Рамзес встал, снял корону и отпустил скульпторов, чья работа начала обретать определенные черты. Нефертари с облегчением последовала примеру супруга.
— Позировать — это настоящая пытка, — сказал фараон. — Если бы мне раньше рассказали о том, какая это мука, я бы ее избежал! К счастью, наши портреты сделаны и нам не придется больше позировать.
— Каждая должность требует определенных обязательств.
— Осторожно, Амени; может, когда-нибудь и тебя изваяют, если станешь святым.
— С такой жизнью и работой, которую ты мне уготовил, этого не будет никогда.
Рамзес подошел к другу.
— Что ты думаешь о моем управляющем Роме?

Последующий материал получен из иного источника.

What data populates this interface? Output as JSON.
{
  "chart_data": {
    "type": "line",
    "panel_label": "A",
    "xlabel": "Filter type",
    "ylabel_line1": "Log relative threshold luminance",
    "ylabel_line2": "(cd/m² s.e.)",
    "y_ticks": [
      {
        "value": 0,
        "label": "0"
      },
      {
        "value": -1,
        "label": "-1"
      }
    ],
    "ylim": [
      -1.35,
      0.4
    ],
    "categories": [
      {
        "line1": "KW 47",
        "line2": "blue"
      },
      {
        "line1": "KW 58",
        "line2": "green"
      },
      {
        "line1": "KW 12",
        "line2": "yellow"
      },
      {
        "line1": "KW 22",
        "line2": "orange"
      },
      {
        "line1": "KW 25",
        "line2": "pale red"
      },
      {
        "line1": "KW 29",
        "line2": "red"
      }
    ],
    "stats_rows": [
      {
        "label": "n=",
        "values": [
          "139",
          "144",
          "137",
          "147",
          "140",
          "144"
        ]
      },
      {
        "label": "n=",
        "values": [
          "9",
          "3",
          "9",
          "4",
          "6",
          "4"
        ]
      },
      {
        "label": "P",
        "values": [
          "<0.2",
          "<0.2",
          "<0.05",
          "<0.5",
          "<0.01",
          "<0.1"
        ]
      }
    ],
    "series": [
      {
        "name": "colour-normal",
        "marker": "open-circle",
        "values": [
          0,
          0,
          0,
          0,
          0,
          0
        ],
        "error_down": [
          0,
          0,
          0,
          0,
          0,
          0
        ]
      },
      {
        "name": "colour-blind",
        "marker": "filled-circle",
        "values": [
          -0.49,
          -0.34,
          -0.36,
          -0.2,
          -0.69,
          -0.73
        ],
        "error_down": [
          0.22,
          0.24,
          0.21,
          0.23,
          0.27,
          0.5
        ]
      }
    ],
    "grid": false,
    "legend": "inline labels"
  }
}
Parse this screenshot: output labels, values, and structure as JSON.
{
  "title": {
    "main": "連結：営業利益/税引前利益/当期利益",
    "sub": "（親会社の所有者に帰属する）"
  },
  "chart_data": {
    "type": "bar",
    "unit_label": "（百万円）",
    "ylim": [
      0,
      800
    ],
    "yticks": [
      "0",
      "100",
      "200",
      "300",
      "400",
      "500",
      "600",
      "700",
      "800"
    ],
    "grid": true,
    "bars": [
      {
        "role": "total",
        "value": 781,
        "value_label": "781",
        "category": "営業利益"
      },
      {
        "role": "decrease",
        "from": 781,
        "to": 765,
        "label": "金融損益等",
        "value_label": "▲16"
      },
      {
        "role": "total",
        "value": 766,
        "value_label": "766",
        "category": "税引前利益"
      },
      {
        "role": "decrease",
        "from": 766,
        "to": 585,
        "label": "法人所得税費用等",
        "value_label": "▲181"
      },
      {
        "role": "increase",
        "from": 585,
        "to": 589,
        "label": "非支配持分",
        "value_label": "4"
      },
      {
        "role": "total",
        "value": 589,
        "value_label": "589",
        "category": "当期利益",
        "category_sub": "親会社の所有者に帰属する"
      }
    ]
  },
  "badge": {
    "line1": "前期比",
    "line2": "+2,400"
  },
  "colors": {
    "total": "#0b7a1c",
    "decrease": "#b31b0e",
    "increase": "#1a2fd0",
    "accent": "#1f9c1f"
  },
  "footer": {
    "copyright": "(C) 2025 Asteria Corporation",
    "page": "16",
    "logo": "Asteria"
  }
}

— Трудолюбивый, но измученный человек.
— Измученный?
— Он постоянно стремится к совершенству.
— Да, чем-то он похож на тебя.
Немного обиженный Амени спросил:
— Это упрек?
— Я хочу знать, не кажется ли тебе его поведение странным?
— Наоборот, я уверен в нем! Если бы все твои помощники действовали, как он, у меня бы не было никаких забот. В чем ты его упрекаешь?
— Сейчас ни в чем.
— Тебе не стоит опасаться Роме. Если Ваше Величество не имеет ко мне никаких вопросов, я пойду к себе.

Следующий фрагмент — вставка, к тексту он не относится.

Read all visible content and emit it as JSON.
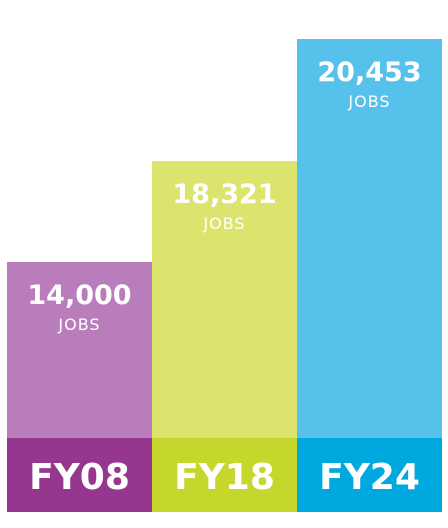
{
  "chart_data": {
    "type": "bar",
    "categories": [
      "FY08",
      "FY18",
      "FY24"
    ],
    "values": [
      14000,
      18321,
      20453
    ],
    "value_labels": [
      "14,000",
      "18,321",
      "20,453"
    ],
    "unit_label": "JOBS",
    "title": "",
    "xlabel": "",
    "ylabel": "",
    "grid": false,
    "legend": "none",
    "colors": {
      "bars": [
        "#B97DBB",
        "#DCE46E",
        "#56C2EC"
      ],
      "bands": [
        "#96368E",
        "#C5D62D",
        "#00A8E0"
      ],
      "text": "#ffffff"
    }
  }
}
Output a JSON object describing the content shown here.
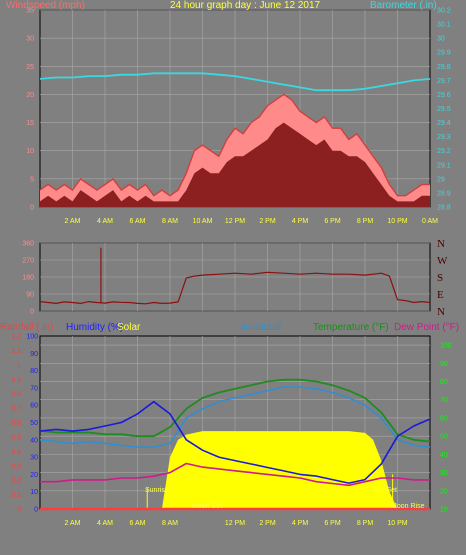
{
  "title": "24 hour graph day : June 12 2017",
  "colors": {
    "background": "#808080",
    "grid": "#a8a8a8",
    "frame": "#000000",
    "windspeed": "#ff8a8a",
    "gust": "#8c2020",
    "barometer": "#3ad8e0",
    "direction": "#8c1010",
    "rainfall": "#ff3c3c",
    "humidity": "#1a1ad8",
    "solar": "#ffff00",
    "windchill": "#2f8fd0",
    "temperature": "#1e8c1e",
    "dewpoint": "#d01a8a",
    "rainfall_axis": "#ff3c3c",
    "humidity_axis": "#2020ff",
    "temp_axis": "#00ff00",
    "dir_text": "#4a0000"
  },
  "chart_data": [
    {
      "type": "line",
      "name": "wind-barometer",
      "left_axis": {
        "label": "Windspeed (mph)",
        "ticks": [
          "0",
          "5",
          "10",
          "15",
          "20",
          "25",
          "30",
          "35"
        ],
        "range": [
          0,
          35
        ]
      },
      "right_axis": {
        "label": "Barometer (.in)",
        "ticks": [
          "28.8",
          "28.9",
          "29",
          "29.1",
          "29.2",
          "29.3",
          "29.4",
          "29.5",
          "29.6",
          "29.7",
          "29.8",
          "29.9",
          "30",
          "30.1",
          "30.2"
        ],
        "range": [
          28.8,
          30.2
        ]
      },
      "x_ticks": [
        "2 AM",
        "4 AM",
        "6 AM",
        "8 AM",
        "10 AM",
        "12 PM",
        "2 PM",
        "4 PM",
        "6 PM",
        "8 PM",
        "10 PM",
        "0 AM"
      ],
      "x_range_hours": [
        0,
        24
      ],
      "series": [
        {
          "key": "windspeed",
          "x": [
            0,
            0.5,
            1,
            1.5,
            2,
            2.5,
            3,
            3.5,
            4,
            4.5,
            5,
            5.5,
            6,
            6.5,
            7,
            7.5,
            8,
            8.5,
            9,
            9.5,
            10,
            10.5,
            11,
            11.5,
            12,
            12.5,
            13,
            13.5,
            14,
            14.5,
            15,
            15.5,
            16,
            16.5,
            17,
            17.5,
            18,
            18.5,
            19,
            19.5,
            20,
            20.5,
            21,
            21.5,
            22,
            22.5,
            23,
            23.5,
            24
          ],
          "y": [
            3,
            4,
            3,
            4,
            3,
            5,
            4,
            3,
            4,
            5,
            3,
            4,
            3,
            4,
            2,
            3,
            2,
            3,
            6,
            10,
            11,
            10,
            9,
            12,
            14,
            13,
            15,
            16,
            18,
            19,
            20,
            19,
            17,
            16,
            15,
            16,
            14,
            14,
            12,
            13,
            11,
            9,
            7,
            4,
            2,
            2,
            3,
            4,
            4
          ]
        },
        {
          "key": "gust",
          "x": [
            0,
            0.5,
            1,
            1.5,
            2,
            2.5,
            3,
            3.5,
            4,
            4.5,
            5,
            5.5,
            6,
            6.5,
            7,
            7.5,
            8,
            8.5,
            9,
            9.5,
            10,
            10.5,
            11,
            11.5,
            12,
            12.5,
            13,
            13.5,
            14,
            14.5,
            15,
            15.5,
            16,
            16.5,
            17,
            17.5,
            18,
            18.5,
            19,
            19.5,
            20,
            20.5,
            21,
            21.5,
            22,
            22.5,
            23,
            23.5,
            24
          ],
          "y": [
            1,
            2,
            1,
            2,
            1,
            3,
            2,
            1,
            2,
            3,
            1,
            2,
            1,
            2,
            1,
            1,
            1,
            1,
            3,
            6,
            7,
            6,
            6,
            8,
            9,
            9,
            10,
            11,
            12,
            14,
            15,
            14,
            13,
            12,
            11,
            12,
            10,
            10,
            9,
            9,
            8,
            6,
            4,
            2,
            1,
            1,
            1,
            2,
            2
          ]
        },
        {
          "key": "barometer",
          "x": [
            0,
            1,
            2,
            3,
            4,
            5,
            6,
            7,
            8,
            9,
            10,
            11,
            12,
            13,
            14,
            15,
            16,
            17,
            18,
            19,
            20,
            21,
            22,
            23,
            24
          ],
          "y": [
            29.71,
            29.72,
            29.72,
            29.73,
            29.73,
            29.74,
            29.74,
            29.75,
            29.75,
            29.75,
            29.75,
            29.74,
            29.73,
            29.71,
            29.69,
            29.67,
            29.65,
            29.63,
            29.63,
            29.63,
            29.64,
            29.66,
            29.68,
            29.7,
            29.71
          ]
        }
      ]
    },
    {
      "type": "line",
      "name": "wind-direction",
      "left_axis": {
        "ticks": [
          "0",
          "90",
          "180",
          "270",
          "360"
        ],
        "range": [
          0,
          360
        ]
      },
      "right_axis": {
        "ticks": [
          "N",
          "W",
          "S",
          "E",
          "N"
        ]
      },
      "series": [
        {
          "key": "direction",
          "x": [
            0,
            0.5,
            1,
            1.5,
            2,
            2.5,
            3,
            3.5,
            4,
            4.5,
            5,
            5.5,
            6,
            6.5,
            7,
            7.5,
            8,
            8.5,
            9,
            9.5,
            10,
            11,
            12,
            13,
            14,
            15,
            16,
            17,
            18,
            19,
            20,
            20.5,
            21,
            21.5,
            22,
            22.5,
            23,
            23.5,
            24
          ],
          "y": [
            50,
            45,
            40,
            48,
            45,
            40,
            50,
            45,
            42,
            48,
            46,
            45,
            40,
            38,
            45,
            40,
            42,
            48,
            175,
            185,
            190,
            195,
            200,
            195,
            205,
            200,
            195,
            200,
            195,
            195,
            190,
            195,
            200,
            185,
            60,
            55,
            45,
            50,
            45
          ]
        }
      ]
    },
    {
      "type": "line",
      "name": "temperature-humidity-solar",
      "legend": [
        "Rainfall (.in)",
        "Humidity (%)",
        "Solar",
        "Windchill",
        "Temperature (°F)",
        "Dew Point (°F)"
      ],
      "left_axis_rain": {
        "ticks": [
          "0",
          "0.1",
          "0.2",
          "0.3",
          "0.4",
          "0.5",
          "0.6",
          "0.7",
          "0.8",
          "0.9",
          "1",
          "1.1",
          "1.2"
        ],
        "range": [
          0,
          1.2
        ]
      },
      "left_axis_humidity": {
        "ticks": [
          "0",
          "10",
          "20",
          "30",
          "40",
          "50",
          "60",
          "70",
          "80",
          "90",
          "100"
        ],
        "range": [
          0,
          100
        ]
      },
      "right_axis": {
        "ticks": [
          "10",
          "20",
          "30",
          "40",
          "50",
          "60",
          "70",
          "80",
          "90",
          "100"
        ],
        "range": [
          10,
          105
        ]
      },
      "annotations": {
        "sunrise": "Sunrise",
        "sunset": "SunSet",
        "moonset": "Moon Set",
        "moonrise": "Moon Rise"
      },
      "series": [
        {
          "key": "temperature",
          "x": [
            0,
            1,
            2,
            3,
            4,
            5,
            6,
            7,
            8,
            9,
            10,
            11,
            12,
            13,
            14,
            15,
            16,
            17,
            18,
            19,
            20,
            21,
            22,
            23,
            24
          ],
          "y": [
            53,
            52,
            52,
            52,
            51,
            51,
            50,
            50,
            55,
            65,
            71,
            74,
            76,
            78,
            80,
            81,
            81,
            80,
            78,
            75,
            71,
            63,
            51,
            48,
            47
          ]
        },
        {
          "key": "windchill",
          "x": [
            0,
            1,
            2,
            3,
            4,
            5,
            6,
            7,
            8,
            9,
            10,
            11,
            12,
            13,
            14,
            15,
            16,
            17,
            18,
            19,
            20,
            21,
            22,
            23,
            24
          ],
          "y": [
            48,
            47,
            46,
            47,
            46,
            45,
            44,
            44,
            46,
            60,
            65,
            69,
            71,
            73,
            75,
            77,
            77,
            76,
            74,
            71,
            67,
            60,
            48,
            45,
            44
          ]
        },
        {
          "key": "dewpoint",
          "x": [
            0,
            1,
            2,
            3,
            4,
            5,
            6,
            7,
            8,
            9,
            10,
            11,
            12,
            13,
            14,
            15,
            16,
            17,
            18,
            19,
            20,
            21,
            22,
            23,
            24
          ],
          "y": [
            25,
            25,
            26,
            26,
            26,
            27,
            27,
            28,
            30,
            35,
            33,
            32,
            31,
            30,
            29,
            28,
            27,
            25,
            24,
            23,
            25,
            27,
            27,
            26,
            26
          ]
        },
        {
          "key": "humidity",
          "x": [
            0,
            1,
            2,
            3,
            4,
            5,
            6,
            7,
            8,
            9,
            10,
            11,
            12,
            13,
            14,
            15,
            16,
            17,
            18,
            19,
            20,
            21,
            22,
            23,
            24
          ],
          "y": [
            45,
            46,
            45,
            46,
            48,
            50,
            55,
            62,
            55,
            40,
            34,
            30,
            28,
            26,
            24,
            22,
            20,
            19,
            17,
            15,
            17,
            26,
            42,
            48,
            52
          ]
        },
        {
          "key": "solar",
          "x": [
            0,
            6.5,
            7.5,
            8,
            8.5,
            9,
            10,
            12,
            14,
            16,
            18,
            19,
            20,
            20.5,
            21,
            21.5,
            22,
            24
          ],
          "y": [
            0,
            0,
            0,
            30,
            40,
            43,
            45,
            45,
            45,
            45,
            45,
            45,
            44,
            40,
            28,
            10,
            0,
            0
          ]
        },
        {
          "key": "rainfall",
          "x": [
            0,
            24
          ],
          "y": [
            0,
            0
          ]
        }
      ]
    }
  ]
}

Нефертари нежно взяла мужа за руку.
— Амени просто незаменим.
— Он один может заменить все правительство..
— Ты заметил этот знак?
— Нет.
— У меня предчувствие.
— Какое?
— Я не знаю, но этот знак появится неожиданно, словно лошадь на всем скаку.
Глава 33
В первых числах сентября начался паводок. Египет напоминал огромное озеро, из глубин которого всплыли плодородные поля, сады, деревни. Для тех, кто не работал на многочисленных стройках Фараона, это было время отдыха, прогулок на лодках. Благодаря специальным навесам на небольших холмах, скот мог, не покидая своего укрытия, насыщаться травой, которую приносили крестьяне; в тех местах, где трудились не покладая рук до паводка, теперь отдыхали и рыбачили.
В южной части Дельты, немного выше Мемфиса, Нил растекался более чем на двадцать километров; этот разлив тянулся на двести километров, и лишь там великая река впадала в море.
Лотосы, папирусы росли так быстро, что можно было подумать, что страна вернулась в доисторический период, когда человека еще не было. Живительные воды орошали землю, превращая пустыню в плодородные земли.
Каждое утро, начиная с середины мая, агрономы спускались к реке и с помощью специальных мерок измеряли уровень воды, это позволяло высчитывать, с какой скоростью поднимается уровень воды. Но в это время года уровень воды начинал хоть и медленно, но все же падать, и к концу сентября Нил снова войдет в свои берега.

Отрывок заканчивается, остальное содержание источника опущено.